Each day TFO Canada publishes a sample of trade news on the Canadian import market along with any new, updated or changed regulations and legislations regarding international trade; countries in which TFO Canada offers services and on the export sectors which it promotes.
Ghana: Cashew trade gains 166% rise in valueMonday, June 01, 2015 > 09:27:09
The price of raw cashew nuts have soared to an all time high of GHC4 a kilo on the local market after seeing a quantum leap in price in less than 18 months, putting a smile on the faces of farmers who are grappling to meet demand.
B&FT has gathered that a kilogramme of raw cashew nut, which sold on the market for GHC1.5 in 2013 is now trading for GHC4, representing an increase of 166 percent.

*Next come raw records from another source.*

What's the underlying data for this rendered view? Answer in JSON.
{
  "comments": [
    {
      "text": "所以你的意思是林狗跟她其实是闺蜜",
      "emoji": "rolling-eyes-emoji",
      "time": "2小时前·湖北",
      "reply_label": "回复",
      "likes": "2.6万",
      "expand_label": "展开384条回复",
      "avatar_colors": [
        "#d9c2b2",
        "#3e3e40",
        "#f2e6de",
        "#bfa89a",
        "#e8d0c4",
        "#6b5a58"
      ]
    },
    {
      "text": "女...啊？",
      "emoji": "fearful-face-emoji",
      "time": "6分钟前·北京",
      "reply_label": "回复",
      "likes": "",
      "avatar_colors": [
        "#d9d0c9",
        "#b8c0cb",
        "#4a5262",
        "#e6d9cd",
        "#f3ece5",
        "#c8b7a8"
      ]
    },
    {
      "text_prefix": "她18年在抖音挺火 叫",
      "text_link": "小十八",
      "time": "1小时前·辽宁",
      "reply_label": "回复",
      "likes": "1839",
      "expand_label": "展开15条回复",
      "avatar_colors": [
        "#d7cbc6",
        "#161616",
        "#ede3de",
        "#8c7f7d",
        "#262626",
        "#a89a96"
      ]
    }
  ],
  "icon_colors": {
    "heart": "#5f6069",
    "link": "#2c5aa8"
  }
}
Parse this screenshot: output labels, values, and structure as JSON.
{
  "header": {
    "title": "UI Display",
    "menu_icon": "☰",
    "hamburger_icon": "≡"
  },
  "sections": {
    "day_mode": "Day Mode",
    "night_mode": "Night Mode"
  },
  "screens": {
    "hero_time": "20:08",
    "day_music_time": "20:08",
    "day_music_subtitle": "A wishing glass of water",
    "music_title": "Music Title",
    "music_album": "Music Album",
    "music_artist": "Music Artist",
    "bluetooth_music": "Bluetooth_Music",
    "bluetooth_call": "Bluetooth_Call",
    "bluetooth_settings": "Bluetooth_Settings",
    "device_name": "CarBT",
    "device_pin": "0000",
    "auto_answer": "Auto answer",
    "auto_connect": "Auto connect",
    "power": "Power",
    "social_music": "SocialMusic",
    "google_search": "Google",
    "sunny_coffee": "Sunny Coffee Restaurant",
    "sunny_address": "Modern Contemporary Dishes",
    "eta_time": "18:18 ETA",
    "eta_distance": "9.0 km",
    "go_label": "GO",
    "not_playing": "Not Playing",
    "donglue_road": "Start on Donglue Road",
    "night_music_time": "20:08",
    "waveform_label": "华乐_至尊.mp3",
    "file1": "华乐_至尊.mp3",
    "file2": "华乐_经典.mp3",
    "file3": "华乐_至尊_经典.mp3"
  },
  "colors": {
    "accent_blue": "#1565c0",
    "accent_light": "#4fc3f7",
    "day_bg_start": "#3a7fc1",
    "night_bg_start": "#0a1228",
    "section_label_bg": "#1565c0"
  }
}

The steep spike in price of the commodity has been attributed to high demand for the product, with supply unable to keep pace.
Ghana currently processes and exports around 150,000-200,000 metric tonnes of raw cashew nut annually; local production of raw cashew nut varies between 40,000-50,000mt -- with the deficit bridged with imported nuts from Cote d’Ivoire, Togo, and Burkina Faso.

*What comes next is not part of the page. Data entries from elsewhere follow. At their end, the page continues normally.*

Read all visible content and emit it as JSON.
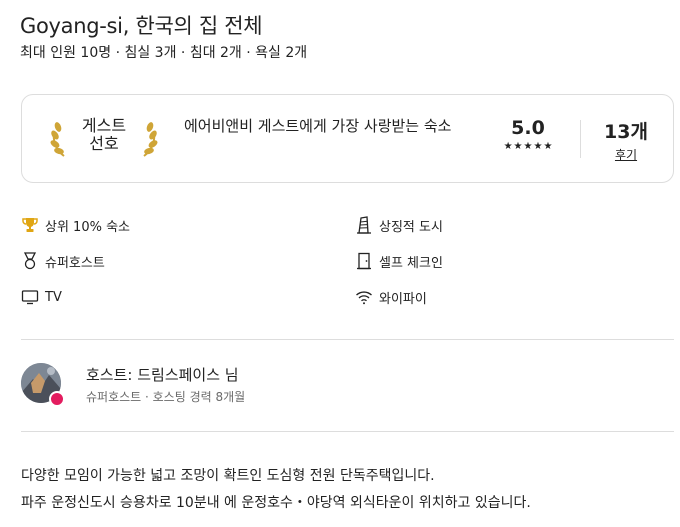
{
  "listing": {
    "title": "Goyang-si, 한국의 집 전체",
    "subtitle": "최대 인원 10명 · 침실 3개 · 침대 2개 · 욕실 2개"
  },
  "guest_favorite": {
    "badge_line1": "게스트",
    "badge_line2": "선호",
    "description": "에어비앤비 게스트에게 가장 사랑받는 숙소",
    "rating": "5.0",
    "stars": [
      "★",
      "★",
      "★",
      "★",
      "★"
    ],
    "review_count": "13개",
    "review_link": "후기",
    "laurel_color": "#cfa537"
  },
  "amenities": [
    {
      "label": "상위 10% 숙소",
      "icon": "trophy-icon"
    },
    {
      "label": "상징적 도시",
      "icon": "landmark-icon"
    },
    {
      "label": "슈퍼호스트",
      "icon": "medal-icon"
    },
    {
      "label": "셀프 체크인",
      "icon": "door-icon"
    },
    {
      "label": "TV",
      "icon": "tv-icon"
    },
    {
      "label": "와이파이",
      "icon": "wifi-icon"
    }
  ],
  "host": {
    "name": "호스트: 드림스페이스 님",
    "meta": "슈퍼호스트 · 호스팅 경력 8개월",
    "badge_color": "#e31c5f"
  },
  "description": {
    "line1": "다양한 모임이 가능한 넓고 조망이 확트인 도심형 전원 단독주택입니다.",
    "line2": "파주 운정신도시 승용차로 10분내 에 운정호수・야당역 외식타운이 위치하고 있습니다."
  }
}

Local industries presently boast an installed processing capacity of about 60,000mt.
Data from the Ghana Export Promotion Authority indicate that cashew in 2013 generated about US$170million in foreign exchange earnings, making it the second-largest contributor to the non-traditional export crops.
As cashew is mostly grown in Brong Ahafo, almost all the processing companies and depots of exporters are located in the region.
Traders previously bought supplies from Cote d’Ivoire through the borders, particularly via the Sampa border.
But the Ivorian Authorities in 2013 imposed a ban on the export of raw cashew nuts from that country through its border posts, and restricted it to the sea ports only.
The ban on cross-border trading has since starved local cashew industry players, especially processors who have to import raw cashew nuts from Cote d’Ivoire through the Tema and Takoradi Ports for onward transportation to their processing plants in Brong Ahafo at an extra cost. This, many processors say, is not economically prudent to do.
It is further understood that foreign exporters, mainly Indians, have also flooded the Ghanaian cashew market and have generated a fierce and unhealthy competition among themselves and local processors.
The local processors therefore have to compete with exporters for the insufficient local production to do business, which has helped to trigger a rise in the commodity’s producer price, as traders have resorted to buying above the farm-gate price in order to gain significant market share.
B&FT has learnt that the soaring price and shortfall in supply of the commodity has forced many of the processing companies to shut down their operations, leading to a massive loss of jobs. Of the 12 processing companies in the Brong Ahafo Region, Mim Cashew Nuts is the only major plant still in operation.
An industrialist and Managing Director of Kona Agro Processing Limited at Awisa near Wenchi in the Brong Ahafo Region, Raymond Taylor, has as a matter of concern advocated rationalisation of the cashew industry to make it a more vibrant and wealthy agribusiness job-creation tool than before.
In an interview with B&FT he said: “Ghana is currently losing the ability to use raw cashew nuts to create jobs and wealth locally as a result of over-liberalisation and lack of regulatory mechanisms in the system”.
Mr. Taylor said it has become imperative for the government and other relevant stakeholders to picture the issue holistically in such a way that the country can use raw cashew nuts to craft an industry wherein processors can create and sustain jobs, and also maximise foreign exchange earnings.
He said: “There must be a levy on all exported raw cashew nuts, which government could use to support farmers to expand their farms in a bid to increase local production. When there is an export levy in place, exporters will be compelled not to purchase the commodity over and above a reasonably fair price so as to create an equally playing field for all industry players”.
The Industrialist emphasized that he is not against the involvement of foreign exporters in the industry, but the system must be regularised to ensure liquidity -- citing India as a case-study where it has protected its cashew industry with a charge of about 40% import duty on imported cashew kernels.